J.Lo.Hew is sort of growing on me lately, in part because I cannot get enough of her spectacular hair and eyelashes on The Ghost Whisperer, and in part because she’s dating sweet, sweet Liebgott from Band of Brothers (whom I accidentally killed in one of my old recaps; I spent the rest of the 10-episode run feeling really guilty about it because not only was he alive, but in fact he was rather helpful at times).
Mostly, though, I have affection for her because I appreciate a girl who’s not afraid to have curves. She’s healthy-looking, and a little naturally bodacious back-and-rack could do a lot of starlets in this town some real good; also, J.Lo.Hew has never once made me to want to go find her mother, knock on her door, and give her what-for about her daughter’s dangerous habits and lost youth. I’m sure her mother appreciates that as well.

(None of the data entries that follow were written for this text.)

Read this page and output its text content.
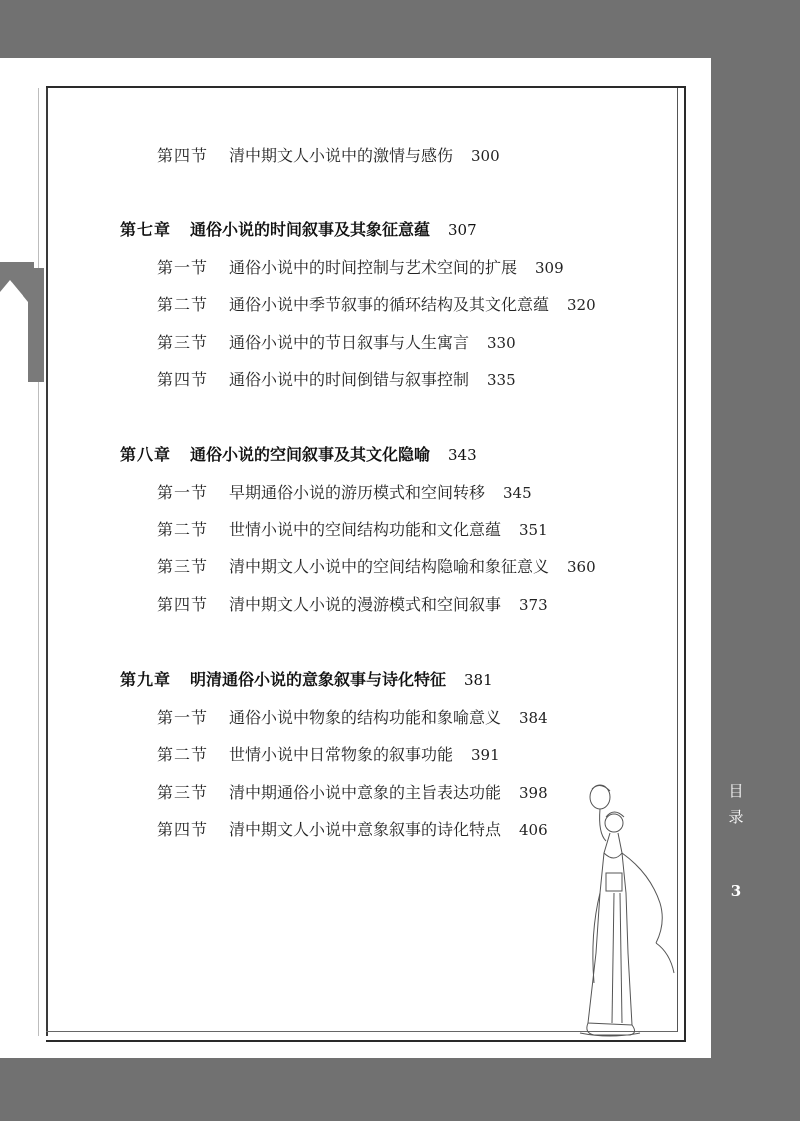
第四节 清中期文人小说中的激情与感伤 300
第七章 通俗小说的时间叙事及其象征意蕴 307
第一节 通俗小说中的时间控制与艺术空间的扩展 309
第二节 通俗小说中季节叙事的循环结构及其文化意蕴 320
第三节 通俗小说中的节日叙事与人生寓言 330
第四节 通俗小说中的时间倒错与叙事控制 335
第八章 通俗小说的空间叙事及其文化隐喻 343
第一节 早期通俗小说的游历模式和空间转移 345
第二节 世情小说中的空间结构功能和文化意蕴 351
第三节 清中期文人小说中的空间结构隐喻和象征意义 360
第四节 清中期文人小说的漫游模式和空间叙事 373
第九章 明清通俗小说的意象叙事与诗化特征 381
第一节 通俗小说中物象的结构功能和象喻意义 384
第二节 世情小说中日常物象的叙事功能 391
第三节 清中期通俗小说中意象的主旨表达功能 398
第四节 清中期文人小说中意象叙事的诗化特点 406
目
录
3
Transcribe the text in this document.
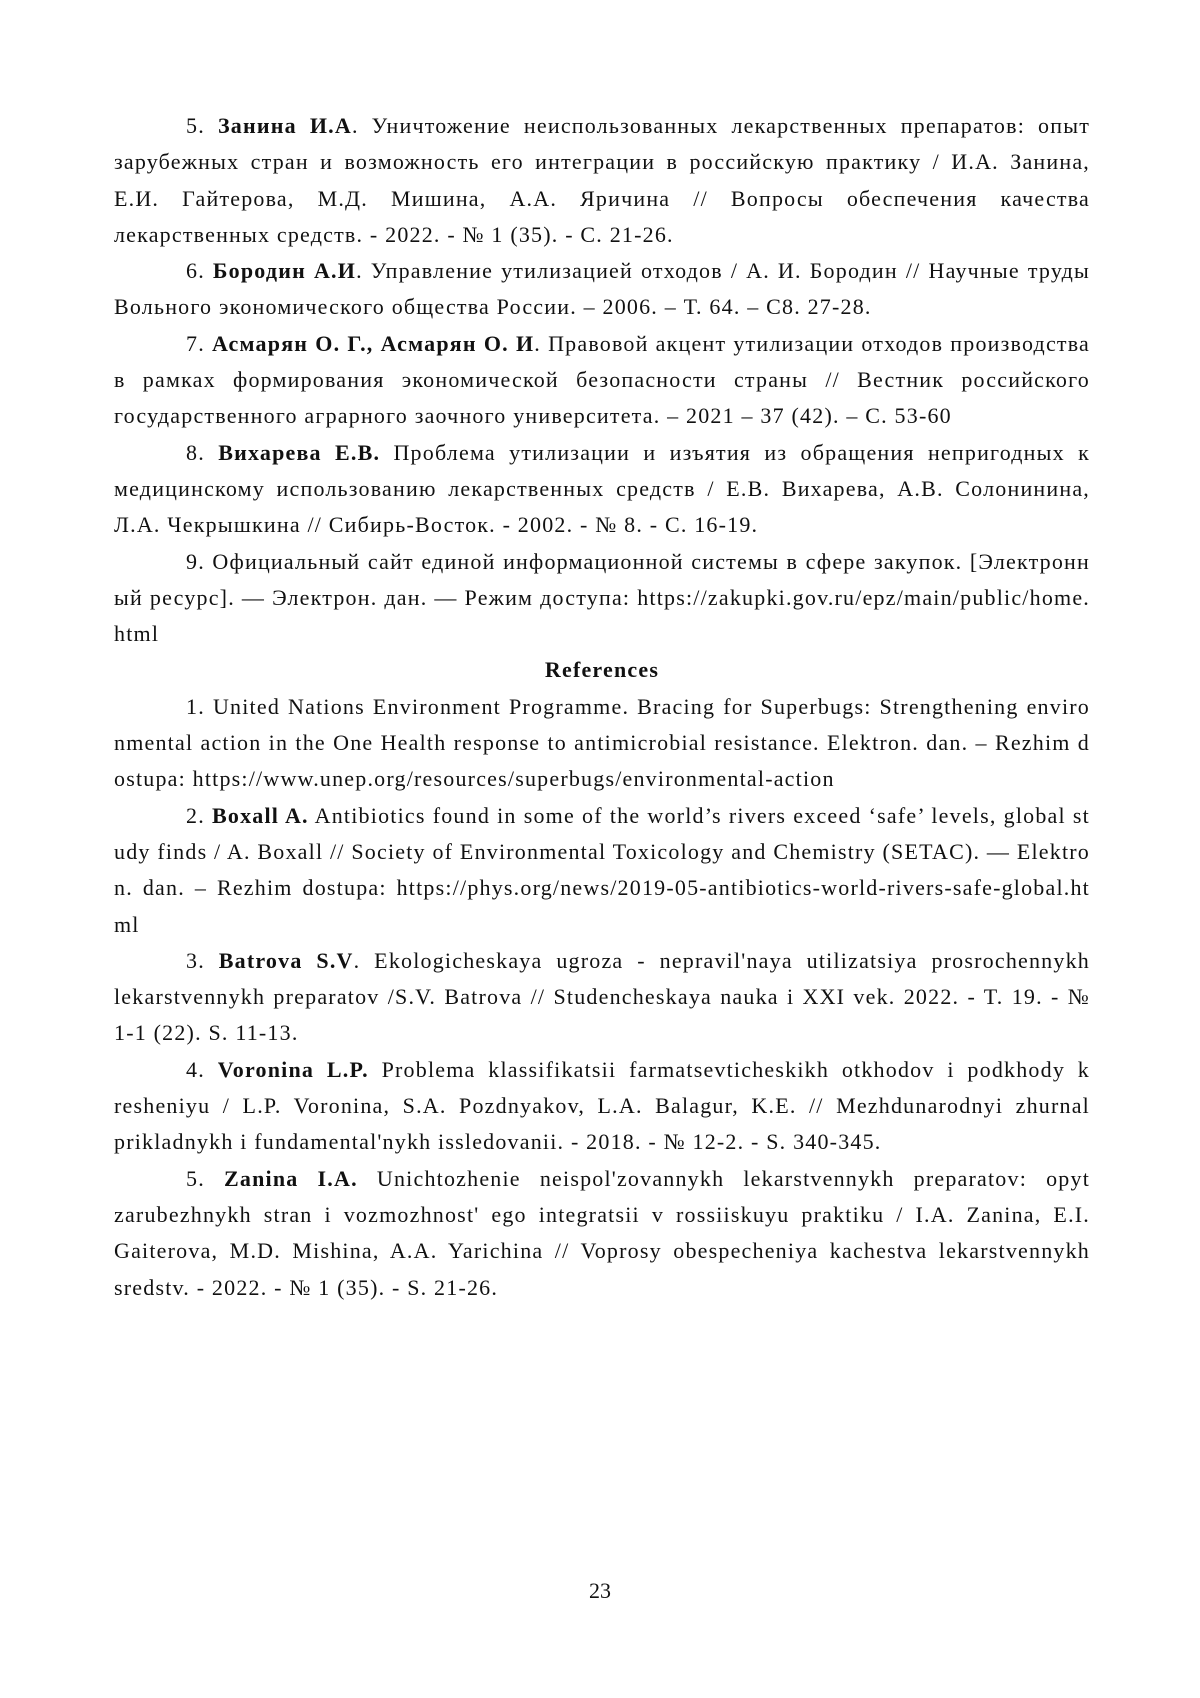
5. Занина И.А. Уничтожение неиспользованных лекарственных препаратов: опыт зарубежных стран и возможность его интеграции в российскую практику / И.А. Занина, Е.И. Гайтерова, М.Д. Мишина, А.А. Яричина // Вопросы обеспечения качества лекарственных средств. - 2022. - № 1 (35). - С. 21-26.

6. Бородин А.И. Управление утилизацией отходов / А. И. Бородин // Научные труды Вольного экономического общества России. – 2006. – Т. 64. – С8. 27-28.

7. Асмарян О. Г., Асмарян О. И. Правовой акцент утилизации отходов производства в рамках формирования экономической безопасности страны // Вестник российского государственного аграрного заочного университета. – 2021 – 37 (42). – С. 53-60

8. Вихарева Е.В. Проблема утилизации и изъятия из обращения непригодных к медицинскому использованию лекарственных средств / Е.В. Вихарева, А.В. Солонинина, Л.А. Чекрышкина // Сибирь-Восток. - 2002. - № 8. - С. 16-19.

9. Официальный сайт единой информационной системы в сфере закупок. [Электронный ресурс]. — Электрон. дан. — Режим доступа: https://zakupki.gov.ru/epz/main/public/home.html

References

1. United Nations Environment Programme. Bracing for Superbugs: Strengthening environmental action in the One Health response to antimicrobial resistance. Elektron. dan. – Rezhim dostupa: https://www.unep.org/resources/superbugs/environmental-action

2. Boxall A. Antibiotics found in some of the world’s rivers exceed ‘safe’ levels, global study finds / A. Boxall // Society of Environmental Toxicology and Chemistry (SETAC). — Elektron. dan. – Rezhim dostupa: https://phys.org/news/2019-05-antibiotics-world-rivers-safe-global.html

3. Batrova S.V. Ekologicheskaya ugroza - nepravil'naya utilizatsiya prosrochennykh lekarstvennykh preparatov /S.V. Batrova // Studencheskaya nauka i XXI vek. 2022. - T. 19. - № 1-1 (22). S. 11-13.

4. Voronina L.P. Problema klassifikatsii farmatsevticheskikh otkhodov i podkhody k resheniyu / L.P. Voronina, S.A. Pozdnyakov, L.A. Balagur, K.E. // Mezhdunarodnyi zhurnal prikladnykh i fundamental'nykh issledovanii. - 2018. - № 12-2. - S. 340-345.

5. Zanina I.A. Unichtozhenie neispol'zovannykh lekarstvennykh preparatov: opyt zarubezhnykh stran i vozmozhnost' ego integratsii v rossiiskuyu praktiku / I.A. Zanina, E.I. Gaiterova, M.D. Mishina, A.A. Yarichina // Voprosy obespecheniya kachestva lekarstvennykh sredstv. - 2022. - № 1 (35). - S. 21-26.

23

I do wish she would learn to CLOTHE her curves properly. More often than not, she’s wearing something that makes her boobs look saggy — or, here, all over the place; between what is spilling out of the bodice up top and how low it seems to be holding everything else, I can’t figure out what’s happening to her poor chest. The criss-crossing at her waist spreads just low enough that it’s making her look like a spangly brocade pear. Unfairly, I would wager. What’s more, the cut of the dress hits her calves at their thickest point, and the ankle strap on her shoes is having a slight cankle effect on them.
The whole thing is one big miss, and that’s a shame, because she can rock what she’s got and a lot of the time she just… doesn’t. So snap to it, fair Liebgott. I mean it — start snapping photos before she leaves the house, to show her what she’ll look like on the red carpet. Don’t make me ask you twice.